After serving two years in the U.S. Marine Corps Reserve and two years in the Air Force Reserve, he entered the Air Force pilot training program and graduated as a second lieutenant on Aug. 2, 1952.

After completing three months of advanced gunnery training at Nellis, he shipped out to Korea in December 1952 to serve with the 25th Fighter Squadron, 51st Fighter-Interceptor Wing, flying an F-86 Sabre.

“My dad told me that was the best time of his life, flying in Korea,” his youngest son, Kent, said Tuesday. “… Those were the glory days. He missed it immensely, that’s for sure.”

Kent Buttelmann said his father later volunteered for duty in Vietnam, though he was single and raising two boys while stationed at Hickam Air Force Base in Hawaii.

“He felt that was his duty, and he loved flying,” he said.

‘He loved Vegas’

Kent Buttelmann said his father later returned to Las Vegas and was a longtime member and president of the now-defunct F-86 Sabre Pilots Association.

“He loved Vegas; that’s where he got his start in his military career,” he said. “It’s where his younger years were spent; he had an affinity for it.”

He said his father, who flew with the likes of Buzz Aldrin and John Glenn during his time in the service, kept quiet about most of his combat exploits.

But his son remembers one story about a close call during a dogfight with some MiG-15 fighters over Korea. The elder Buttelmann called it his most difficult kill in the 1992 interview.

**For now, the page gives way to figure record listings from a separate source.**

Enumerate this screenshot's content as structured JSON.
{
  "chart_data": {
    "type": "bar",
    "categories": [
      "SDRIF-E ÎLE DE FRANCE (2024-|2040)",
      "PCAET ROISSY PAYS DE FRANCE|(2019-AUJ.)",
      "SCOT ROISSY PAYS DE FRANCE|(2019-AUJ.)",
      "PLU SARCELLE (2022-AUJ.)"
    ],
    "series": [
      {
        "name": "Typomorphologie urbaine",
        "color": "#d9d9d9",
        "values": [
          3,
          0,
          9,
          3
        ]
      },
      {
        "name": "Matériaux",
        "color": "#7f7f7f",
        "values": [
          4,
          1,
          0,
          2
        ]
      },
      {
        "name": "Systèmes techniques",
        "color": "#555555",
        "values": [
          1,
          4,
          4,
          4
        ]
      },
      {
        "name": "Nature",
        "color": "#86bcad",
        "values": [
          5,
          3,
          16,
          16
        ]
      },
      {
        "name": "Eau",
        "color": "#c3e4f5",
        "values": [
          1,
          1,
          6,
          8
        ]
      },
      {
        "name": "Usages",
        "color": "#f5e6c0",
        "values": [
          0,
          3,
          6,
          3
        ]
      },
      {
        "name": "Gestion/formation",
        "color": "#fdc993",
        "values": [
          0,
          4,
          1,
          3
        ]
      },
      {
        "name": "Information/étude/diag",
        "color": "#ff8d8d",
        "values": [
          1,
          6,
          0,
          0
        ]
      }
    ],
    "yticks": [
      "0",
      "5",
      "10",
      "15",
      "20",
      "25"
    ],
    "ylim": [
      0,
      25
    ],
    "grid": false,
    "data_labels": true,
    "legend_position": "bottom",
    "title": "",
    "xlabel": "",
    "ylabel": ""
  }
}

He had just shot down a MiG when another began firing at him from beneath his plane, where he was unable to get a shot at it. He slowed his jet and kept turning into the MiG until the enemy pilot broke off, and he was able to escape by climbing into a storm system in the area.

“Had he stayed, he would have done all right,” Hank Buttelmann said. “I was extremely fortunate because there were thunderstorms in the area. … I got into the weather and stayed there. That saved me.”

Kent Buttelmann added that his father “landed the plane while it was on fire” when he returned to base.

The key to a fighter pilot’s success, he told his son, is that there has to be “no second thought when you see an enemy plane, and you’ve got to immediately engage.”

Real estate investments

The younger Buttelmann said his father was also smart and frugal, earning his real estate license and investing in homes while still in the service. He often put his boys to work as laborers during renovations.

He was an affectionate father who lovingly called him “Kenter” and would regularly take him and his brother, Kurt, to church on Sundays. They would barbecue by the beach and he taught his sons to surf.

“He loved the water, and for me, being raised in Hawaii was the greatest life experience anybody could have,” Kent Buttelmann, 61, said.

When he took off for Vietnam, his boys stayed with family friends. The sons were concerned for their father, but he had taught them to be independent. They made their own breakfast and washed their own clothes even after he returned home from his tours.

“That’s probably the biggest takeaway from my father; the sacrifices he made not only for his country but to raise two boys by himself and to also serve in the Vietnam War two times,” Kent Buttelmann said.

“The risk he took leaving us and never seeing us again was probably the most impactful thing I think he’s ever done. It helped mold me as a man.”

With his sons and his wife, Henry Buttelmann is survived by his eight grandchildren and four great-grandchildren.

A memorial service has been set for Oct. 11 at the Abraham Lincoln National Cemetery in Elwood, Illinois.

This article was updated to correct the award Buttlemann received for his service.